Hong Kong has adopted a two-pronged approach to securing shots. Apart from buying directly from the manufacturers, the government has joined the global Covax Facility procurement mechanism managed by the World Health Organisation (WHO) and two other platforms, Gavi and the Coalition for Epidemic Preparedness Innovations. The programme is aimed at avoiding “vaccine nationalism” whereby wealthy countries snap up all doses once they become available.
AstraZeneca, which has agreed to provide almost 3 billion shots to governments across the globe, said on Tuesday it had halted late-stage trials after a participant experienced “an unexplained illness”.
The company has not clarified beyond that point, saying only there had been no final diagnosis in the case and an independent committee would carry out a review.
But according to the director of the United States National Institutes of Health, Francis Collins, the adverse reaction was transverse myelitis, a neurological disorder that causes inflammation of the spinal cord.
The woman’s situation has improved and she is expected to be discharged from hospital, according to STAT, an American news website focused on health.
AstraZeneca told British media on Thursday a vaccine could still be available by as early as December, despite the randomised clinical trial being paused.
“We could still have a vaccine by the end of this year, early next year,” chief executive Pascal Soriot said at a media event.
Hui emphasised that the delay would not hinder Hong Kong’s plans to secure supplies of shots.
“The battlefield in vaccine development is very keen, and with more companies entering the phase three trial; it depends on whether there will be enough volunteers globally to participate,” he said. “But at this moment, there will not be much impact to Hong Kong’s procurement even if one of the vaccines fails. For AstraZeneca, if investigation proves the adverse effect was not caused by the vaccine, it can continue with the trial.”
Hui noted that apart from the nine leading candidates, 26 others were about to enter the clinical trial phase.
“The WHO basket will cover more than one vaccine in the end and will include those which can complete phase three and are reportedly safe and stable,” Hui said. “Some vaccines could be available, at the earliest, by the end of November or early December.”
The government had reserved enough shots through the WHO programme to initially cover about 35 per cent of the city’s 7.5 million residents, he said.

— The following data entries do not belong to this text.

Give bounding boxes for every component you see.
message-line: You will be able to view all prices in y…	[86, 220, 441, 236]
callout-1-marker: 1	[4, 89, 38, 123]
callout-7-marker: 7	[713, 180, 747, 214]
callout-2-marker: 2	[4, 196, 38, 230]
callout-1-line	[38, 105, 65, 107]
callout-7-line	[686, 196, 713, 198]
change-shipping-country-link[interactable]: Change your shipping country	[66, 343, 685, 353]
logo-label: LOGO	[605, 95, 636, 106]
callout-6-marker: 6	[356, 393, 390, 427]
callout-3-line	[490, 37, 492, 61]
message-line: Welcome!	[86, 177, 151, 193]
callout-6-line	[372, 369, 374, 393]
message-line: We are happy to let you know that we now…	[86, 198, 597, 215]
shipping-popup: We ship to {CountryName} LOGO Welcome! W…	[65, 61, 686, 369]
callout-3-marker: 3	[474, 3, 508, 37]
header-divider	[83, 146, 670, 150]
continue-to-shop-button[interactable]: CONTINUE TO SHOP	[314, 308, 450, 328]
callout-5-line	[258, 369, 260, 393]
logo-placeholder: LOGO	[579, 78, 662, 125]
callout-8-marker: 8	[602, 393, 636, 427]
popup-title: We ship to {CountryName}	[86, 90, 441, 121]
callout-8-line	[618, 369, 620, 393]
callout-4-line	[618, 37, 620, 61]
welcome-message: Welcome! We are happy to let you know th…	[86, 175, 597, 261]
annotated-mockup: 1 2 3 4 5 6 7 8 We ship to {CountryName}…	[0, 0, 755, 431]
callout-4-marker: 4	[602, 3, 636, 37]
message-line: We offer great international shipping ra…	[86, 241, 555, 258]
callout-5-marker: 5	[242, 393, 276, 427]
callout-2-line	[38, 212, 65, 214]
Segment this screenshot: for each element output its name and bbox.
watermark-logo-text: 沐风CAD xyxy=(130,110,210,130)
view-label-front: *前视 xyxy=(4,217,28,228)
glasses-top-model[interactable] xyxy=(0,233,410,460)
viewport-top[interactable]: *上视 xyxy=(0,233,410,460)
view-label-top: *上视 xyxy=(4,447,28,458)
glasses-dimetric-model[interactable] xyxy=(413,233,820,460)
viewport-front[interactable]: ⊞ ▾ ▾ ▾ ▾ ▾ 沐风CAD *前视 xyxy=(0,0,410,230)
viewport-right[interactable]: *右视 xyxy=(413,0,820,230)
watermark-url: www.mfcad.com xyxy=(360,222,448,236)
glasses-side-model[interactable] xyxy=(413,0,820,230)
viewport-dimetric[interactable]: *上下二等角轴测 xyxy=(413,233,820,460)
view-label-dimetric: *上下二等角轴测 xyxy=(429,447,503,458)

Undersecretary for Food and Health Dr Chui Tak-yi agreed AstraZeneca’s delay was not unusual.
“The third phase of clinical testing is a necessary process for large-scale international drug research to see … any negative effects,” Chui said. “It is normal during the development process that a suspension may occur if there are some side effects, and to find a third party to investigate thoroughly before continuing the trial.”
The government would provide further details on its procurement of vaccines when the information became available, he said
Professor Yuen Kwok-yung, a top infectious disease expert at the University of Hong Kong and an adviser to the government on its pandemic response, offered assurances it was common for participants in vaccine trials to suffer side effects.
“This is a completely new vaccine that has never been tested on people, so we are not able to predict what side effects it could have,” Yuen told a radio programme on Thursday. “That’s why vaccine trials go through three stages, with increasing numbers of people.”
Adverse reactions usually appear only at the final stage, when tens of thousands of people are taking part, and stopping a trial is a normal part of the process, according to Yuen.
“While we have to be careful going forward, this does not mean we will lose confidence in the vaccine,” he said.
The Oxford trial includes 17,000 participants in Britain, Brazil and South Africa, with half receiving the main vaccine candidate and the rest a comparison, according to an article the team posted on the Conversation website. Late-stage testing began in the US in August and AstraZeneca plans to eventually enrol up to 50,000 volunteers worldwide.
The other eight leading candidates are being developed by four Chinese companies and firms from Russia, the US, Germany and Australia.